As a matter of public policy it is of paramount importance that the Demand Letter requirements of Fla. Stat. §627.736(11) are strictly adhered to by the parties. Medical care providers should not be permitted to loosely adhere to the Demand Letter requirements because of the additional costs that would result from litigation that could have been avoided if the insurer would have been given a fair representation of the true amount at issue. Thus, to mitigate the negative consequences of such inevitable mistakes, legislatively prescribed safeguards must be strictly adhered to for the benefit of the insured, medical care provider, and the insurer.

CONCLUSION

Based upon the foregoing analysis, the Court finds that merely attaching HCFAs to the Demand Letter, totaling the amounts of the HCFAs and demanding payment for all charges therein fails to comply with the requirements of Fla. Stat. §627.736(11) as a matter of law.

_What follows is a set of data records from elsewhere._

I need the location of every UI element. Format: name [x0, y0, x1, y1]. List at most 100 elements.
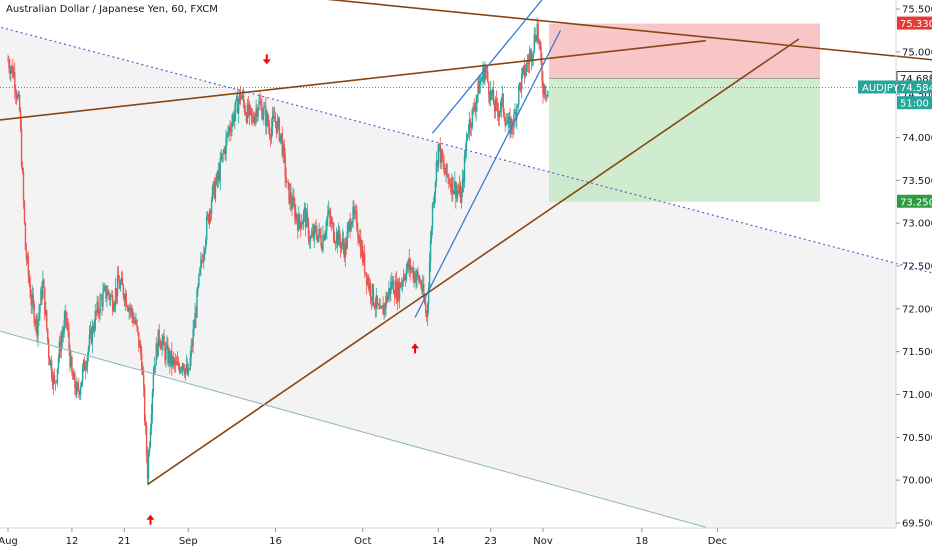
candle-body [499, 108, 502, 113]
candle-body [383, 304, 385, 315]
candle-body [406, 262, 409, 271]
candle-body [346, 231, 348, 249]
up-arrow-icon [146, 514, 155, 525]
candle-body [86, 354, 89, 367]
candle-body [429, 238, 432, 263]
price-tick-label: 70.500 [902, 433, 932, 444]
candle-body [243, 102, 246, 112]
candle-body [241, 94, 244, 98]
candle-body [124, 293, 126, 302]
candle-body [435, 161, 438, 182]
candle-body [334, 242, 337, 244]
candle-body [474, 109, 476, 112]
candle-body [110, 295, 112, 301]
candle-body [472, 106, 474, 109]
candle-body [75, 388, 77, 395]
candle-body [405, 270, 408, 280]
symbol-label-text: AUDJPY [862, 83, 900, 94]
candle-body [43, 279, 45, 288]
trendline-brown-resistance[interactable] [0, 0, 932, 61]
candle-body [97, 301, 99, 313]
candle-body [410, 269, 412, 271]
candle-body [420, 281, 422, 286]
trendline-teal-lower[interactable] [0, 330, 706, 528]
candle-body [482, 67, 484, 79]
price-tick-label: 69.500 [902, 519, 932, 530]
candle-body [135, 319, 137, 324]
candle-body [354, 211, 356, 214]
candle-body [129, 307, 131, 310]
candle-body [481, 78, 483, 81]
candle-body [284, 154, 286, 178]
candle-body [23, 200, 26, 223]
candle-body [250, 108, 252, 116]
candle-body [158, 329, 160, 341]
candle-body [109, 295, 111, 301]
candle-body [523, 65, 526, 77]
candle-body [416, 271, 418, 278]
candle-body [240, 97, 243, 100]
price-tag-countdown: 51:00 [897, 96, 932, 110]
candle-body [10, 68, 12, 74]
candle-body [451, 177, 453, 193]
candle-body [79, 386, 82, 395]
candle-body [515, 111, 517, 120]
candle-body [80, 380, 83, 387]
trendline-blue-channel-upper[interactable] [432, 0, 584, 134]
candle-body [393, 280, 395, 295]
stop-loss-zone[interactable] [549, 23, 820, 79]
candle-body [408, 259, 410, 269]
candle-body [413, 272, 415, 280]
candle-body [48, 357, 51, 366]
candle-body [537, 23, 539, 40]
candle-body [103, 288, 105, 292]
candle-body [387, 294, 389, 302]
trendline-brown-upper[interactable] [0, 39, 706, 121]
candle-body [453, 191, 455, 194]
candle-body [412, 267, 414, 280]
candle-body [528, 55, 531, 64]
time-tick-label: 21 [118, 536, 131, 547]
candle-body [70, 356, 72, 367]
candle-body [78, 387, 80, 392]
candle-body [529, 50, 532, 56]
candle-body [377, 304, 379, 306]
trendline-brown-support[interactable] [147, 38, 800, 486]
candle-body [88, 334, 91, 348]
candle-body [146, 454, 149, 479]
candle-body [101, 297, 103, 307]
candle-body [400, 282, 403, 288]
candle-body [330, 217, 332, 224]
candle-body [25, 249, 28, 260]
candle-body [477, 80, 479, 96]
candle-body [396, 282, 399, 301]
candle-body [283, 144, 285, 155]
candle-body [289, 191, 291, 204]
trendline-blue-dotted[interactable] [0, 26, 932, 274]
candle-body [320, 235, 322, 246]
candle-body [458, 185, 461, 194]
candle-body [307, 219, 310, 240]
candle-body [132, 315, 134, 323]
candle-body [530, 50, 533, 62]
candle-body [194, 312, 196, 329]
candle-body [398, 282, 401, 300]
candle-body [355, 211, 357, 213]
candle-body [99, 297, 101, 315]
candle-body [48, 340, 50, 358]
candle-body [248, 105, 251, 116]
take-profit-zone[interactable] [549, 78, 820, 202]
candle-body [486, 71, 488, 73]
candle-body [380, 307, 382, 309]
candle-body [292, 197, 294, 209]
candle-body [59, 341, 62, 352]
trendline-blue-channel-lower[interactable] [414, 30, 562, 318]
candle-body [111, 295, 113, 297]
candle-body [36, 316, 38, 337]
candle-body [467, 133, 470, 134]
candle-body [53, 375, 56, 382]
candle-body [143, 387, 146, 422]
candle-body [188, 368, 190, 370]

If the Health Insurance Claim Forms are to be used as an itemized statement, and all charges contained in the Health Insurance Claim Forms have not been denied then Plaintiff must account for the amounts applied to the deductible, amounts reduced to reasonable charges or any partial payments made. Otherwise, Plaintiff has failed to state the exact amount claimed and the demand has not stated with specificity the amount that the insurance carrier could pay in order to avoid the lawsuit.

The Court declines to rule on the other prongs of Defendant’s Motion.JUDGMENT

IT IS HEREBY ADJUDGED that Defendant’s Motion for Summary Judgment be and same is GRANTED. Plaintiff Physical Therapy Group, LLC., (a/a/o Harry E. Morales) take nothing by this action and Defendant, Mercury Insurance Company of Florida, shall go hence without day and the Court will retain jurisdiction for the purposes of determining any motion by Defendant to tax fees and costs.